The FINANCIAL -- Asia continues to be the main engine of the world’s economy, accounting for more than 60 percent of global growth—three-quarters of which comes from China and India alone.
But there are risks and challenges ahead, including from a tightening of global financial conditions, a shift toward inward-looking policies, and—over the longer run—population aging, slowing productivity growth, and the rise of the digital economy, according to the IMF's latest regional report.
The good news is that strong growth is expected to continue in the near term.
The Regional Economic Outlook: Asia and Pacific (REO) forecasts growth for Asia at 5.6 percent this year and next. The outlook is supported by strong global demand, as well as still accommodative policies and financial conditions.
Robust growth ahead
China’s growth is expected to moderate to 6.6 percent in 2018 as financial, housing, and fiscal tightening measures take effect.
Growth in Japan has been above potential for eight consecutive quarters and is expected to remain strong at 1.2 percent this year.
In India, growth is forecast to rebound to 7.4 percent in FY 2018/19 as the economy recovers from disruptions related to the currency exchange initiative and the rollout of the new Goods and Services Tax.
Growth in ASEAN is projected to stay at 5.3 percent both this year and next, reflecting strong investment and consumption across several countries.
In most of the rest of the region, including small states and Pacific island countries, growth is also expected to be strong.
Inflation on watch
Present rates of inflation in Asia are some of the lowest in decades.
Since September 2017, headline inflation in the region has ticked up on the back of rising oil prices. But core inflation—which excludes food and energy—remains low and below target in many economies.
In 2017, headline inflation on average was 0.6 percent lower than target in Asian advanced economies, and 0.8 percent under target in Asian emerging market economies. As the chart shows, many countries across the region had inflation below target over the past two years.
The latest report explores why inflation has been so low. And it finds that first that temporary global factors, including commodity prices and imported inflation, have been key drivers of low inflation. But these factors could reverse, and inflation could rise.
According to the report, inflation has become more backward-looking, meaning that past inflation drives current inflation more than future expectations. This suggests that if inflation rises, it may persist.
Further, there is some evidence that the sensitivity of inflation to economic slack has decreased (i.e., the Phillips curve has flattened), suggesting that if inflation rises, there may be a large hit to output when reducing it.
All of these mean that central banks should watch out closely for signs of inflation pressure now and stand ready to respond.
According to the report, there are both upsides and downsides to the forecast. Although they largely balance out in the near term—over the medium term, the downside risks dominate.
On the upside, growth momentum could be more durable than expected amid strong consumer and business confidence and still loose financial conditions.
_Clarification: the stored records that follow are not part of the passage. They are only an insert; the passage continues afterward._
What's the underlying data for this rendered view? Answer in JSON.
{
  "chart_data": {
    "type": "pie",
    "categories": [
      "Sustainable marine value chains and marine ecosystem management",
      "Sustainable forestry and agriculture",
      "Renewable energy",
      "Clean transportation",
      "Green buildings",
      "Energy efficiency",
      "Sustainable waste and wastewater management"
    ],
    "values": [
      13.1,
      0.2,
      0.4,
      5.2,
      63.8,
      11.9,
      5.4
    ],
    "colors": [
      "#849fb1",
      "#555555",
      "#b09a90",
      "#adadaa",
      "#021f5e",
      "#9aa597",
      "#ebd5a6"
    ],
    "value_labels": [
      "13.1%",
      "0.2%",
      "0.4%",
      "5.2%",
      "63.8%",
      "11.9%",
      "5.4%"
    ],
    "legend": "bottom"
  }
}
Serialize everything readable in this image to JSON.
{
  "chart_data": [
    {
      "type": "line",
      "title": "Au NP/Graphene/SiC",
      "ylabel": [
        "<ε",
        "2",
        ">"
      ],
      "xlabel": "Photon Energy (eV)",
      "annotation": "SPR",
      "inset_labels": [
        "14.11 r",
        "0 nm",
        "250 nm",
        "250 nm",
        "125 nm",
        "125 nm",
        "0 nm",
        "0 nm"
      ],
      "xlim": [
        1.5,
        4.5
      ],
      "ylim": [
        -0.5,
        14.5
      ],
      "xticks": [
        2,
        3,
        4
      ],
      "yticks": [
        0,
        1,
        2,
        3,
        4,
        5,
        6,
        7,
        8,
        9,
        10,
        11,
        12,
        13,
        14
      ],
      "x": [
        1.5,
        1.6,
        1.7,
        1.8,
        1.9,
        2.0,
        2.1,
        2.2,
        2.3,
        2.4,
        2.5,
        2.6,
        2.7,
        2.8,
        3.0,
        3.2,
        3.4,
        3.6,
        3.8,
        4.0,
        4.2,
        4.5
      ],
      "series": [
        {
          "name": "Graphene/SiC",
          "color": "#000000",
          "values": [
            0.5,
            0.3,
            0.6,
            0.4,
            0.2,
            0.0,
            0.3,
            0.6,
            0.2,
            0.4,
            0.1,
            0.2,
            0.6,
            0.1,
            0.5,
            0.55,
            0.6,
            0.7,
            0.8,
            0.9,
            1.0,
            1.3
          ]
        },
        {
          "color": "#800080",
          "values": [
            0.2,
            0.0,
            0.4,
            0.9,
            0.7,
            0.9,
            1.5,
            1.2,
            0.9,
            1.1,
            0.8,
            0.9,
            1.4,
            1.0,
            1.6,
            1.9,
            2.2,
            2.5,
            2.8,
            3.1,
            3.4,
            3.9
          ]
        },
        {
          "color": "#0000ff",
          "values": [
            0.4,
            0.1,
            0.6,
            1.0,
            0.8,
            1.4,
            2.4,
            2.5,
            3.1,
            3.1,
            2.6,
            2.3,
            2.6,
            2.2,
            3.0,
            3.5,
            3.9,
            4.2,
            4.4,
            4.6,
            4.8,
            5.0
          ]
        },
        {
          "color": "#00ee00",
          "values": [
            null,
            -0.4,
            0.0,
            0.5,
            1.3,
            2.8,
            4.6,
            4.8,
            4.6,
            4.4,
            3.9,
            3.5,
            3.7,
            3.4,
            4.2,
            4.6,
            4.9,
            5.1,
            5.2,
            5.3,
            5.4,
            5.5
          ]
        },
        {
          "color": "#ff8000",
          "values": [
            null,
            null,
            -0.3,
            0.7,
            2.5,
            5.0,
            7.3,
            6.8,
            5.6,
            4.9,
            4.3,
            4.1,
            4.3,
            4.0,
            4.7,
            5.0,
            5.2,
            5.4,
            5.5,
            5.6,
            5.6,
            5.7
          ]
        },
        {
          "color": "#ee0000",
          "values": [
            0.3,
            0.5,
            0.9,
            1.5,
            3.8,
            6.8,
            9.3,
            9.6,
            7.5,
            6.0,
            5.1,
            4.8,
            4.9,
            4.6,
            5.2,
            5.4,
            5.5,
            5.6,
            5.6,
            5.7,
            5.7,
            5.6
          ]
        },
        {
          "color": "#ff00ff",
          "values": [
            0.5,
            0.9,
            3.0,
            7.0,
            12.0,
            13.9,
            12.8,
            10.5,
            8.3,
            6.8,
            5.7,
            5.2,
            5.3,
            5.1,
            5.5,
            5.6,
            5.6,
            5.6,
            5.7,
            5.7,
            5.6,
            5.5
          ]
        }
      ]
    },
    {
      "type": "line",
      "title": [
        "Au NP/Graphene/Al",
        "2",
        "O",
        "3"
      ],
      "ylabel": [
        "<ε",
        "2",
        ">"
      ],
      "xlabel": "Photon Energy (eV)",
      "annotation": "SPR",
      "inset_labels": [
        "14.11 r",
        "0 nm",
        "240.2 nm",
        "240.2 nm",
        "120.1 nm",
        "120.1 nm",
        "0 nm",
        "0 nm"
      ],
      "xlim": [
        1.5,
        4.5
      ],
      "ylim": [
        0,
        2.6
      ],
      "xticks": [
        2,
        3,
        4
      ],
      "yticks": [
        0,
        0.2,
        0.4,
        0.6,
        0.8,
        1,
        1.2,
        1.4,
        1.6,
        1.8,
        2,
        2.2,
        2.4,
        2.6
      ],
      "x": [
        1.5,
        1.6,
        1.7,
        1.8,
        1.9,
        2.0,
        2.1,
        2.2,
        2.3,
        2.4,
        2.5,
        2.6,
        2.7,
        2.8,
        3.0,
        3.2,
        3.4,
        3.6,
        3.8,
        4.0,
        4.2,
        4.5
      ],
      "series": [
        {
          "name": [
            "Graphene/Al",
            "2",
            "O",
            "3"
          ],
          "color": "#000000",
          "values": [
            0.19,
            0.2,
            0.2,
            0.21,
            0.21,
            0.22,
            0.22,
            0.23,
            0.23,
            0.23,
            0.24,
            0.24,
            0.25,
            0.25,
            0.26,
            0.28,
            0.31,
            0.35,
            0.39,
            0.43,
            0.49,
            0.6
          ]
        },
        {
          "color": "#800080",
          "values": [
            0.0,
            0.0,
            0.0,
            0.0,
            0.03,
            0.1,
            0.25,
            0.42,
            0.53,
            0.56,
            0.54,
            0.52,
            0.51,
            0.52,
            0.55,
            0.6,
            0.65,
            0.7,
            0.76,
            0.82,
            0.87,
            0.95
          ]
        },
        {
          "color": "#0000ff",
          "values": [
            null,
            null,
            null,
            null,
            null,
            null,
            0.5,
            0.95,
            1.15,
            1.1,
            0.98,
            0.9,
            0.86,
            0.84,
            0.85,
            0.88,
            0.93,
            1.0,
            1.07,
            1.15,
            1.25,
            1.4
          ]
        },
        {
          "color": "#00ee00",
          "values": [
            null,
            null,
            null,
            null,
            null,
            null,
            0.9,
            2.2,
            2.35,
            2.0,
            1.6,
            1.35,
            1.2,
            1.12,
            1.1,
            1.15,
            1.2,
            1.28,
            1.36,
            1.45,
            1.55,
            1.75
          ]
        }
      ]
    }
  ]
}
The rollout of the fiscal stimulus in the U.S. as well as a stronger recovery in the euro area could lift global growth, with positive spillovers to Asia.
But over the medium-term, Asia is vulnerable to a tightening of global financial conditions, spurred by higher U.S. interest rates, which could trigger capital outflows.
Further, a global shift toward inward-looking policies would be worrying given Asia’s trade openness—suppressing Asia’s exports and reducing foreign direct investment in the region.
Escalating geopolitical risks as well as natural disasters and cyberattacks could also negatively impact the region’s medium-term growth.
And over the longer term, Asia faces a number of important challenges from population aging, slowing productivity growth, and the digital revolution, which of course brings huge opportunities along with risks.
Policies to increase resilience and reinforce growth
Subdued inflation provides scope for a continued supportive monetary policy stance in much of Asia. But as mentioned earlier, policymakers should be vigilant toward any early signs of inflationary pressure.
Strengthening monetary policy frameworks and central bank communications can bolster the importance of expectations, and exchange rate flexibility can help to insulate economies from imported inflation. Countries should also focus on macroprudential policies—i.e., policies to reduce financial booms and busts—to lower risks in the financial system.
Policymakers should focus on keeping debt under control, and in some economies, a priority is to mobilize higher government revenues to create the room for more spending on infrastructure, healthcare, and education and help support the necessary structural reforms.
Given the strong outlook, now is the time for policymakers to implement reforms to support more durable growth that benefits everyone.
Particularly for Asia, these priorities are:
boosting productivity and investment;
narrowing gender gaps in labor force participation;
managing the demographic transition—some countries like Korea and Thailand face an aging population, while others like Indonesia have a young and growing population;
addressing climate change; and
preparing job seekers with competitive skillsets to better adapt to the shifts in technology and trade.
To reap the full benefits of the digital revolution, the report notes that Asia will need a comprehensive and integrated policy strategy covering information and communications technology, infrastructure, trade, labor markets, and education.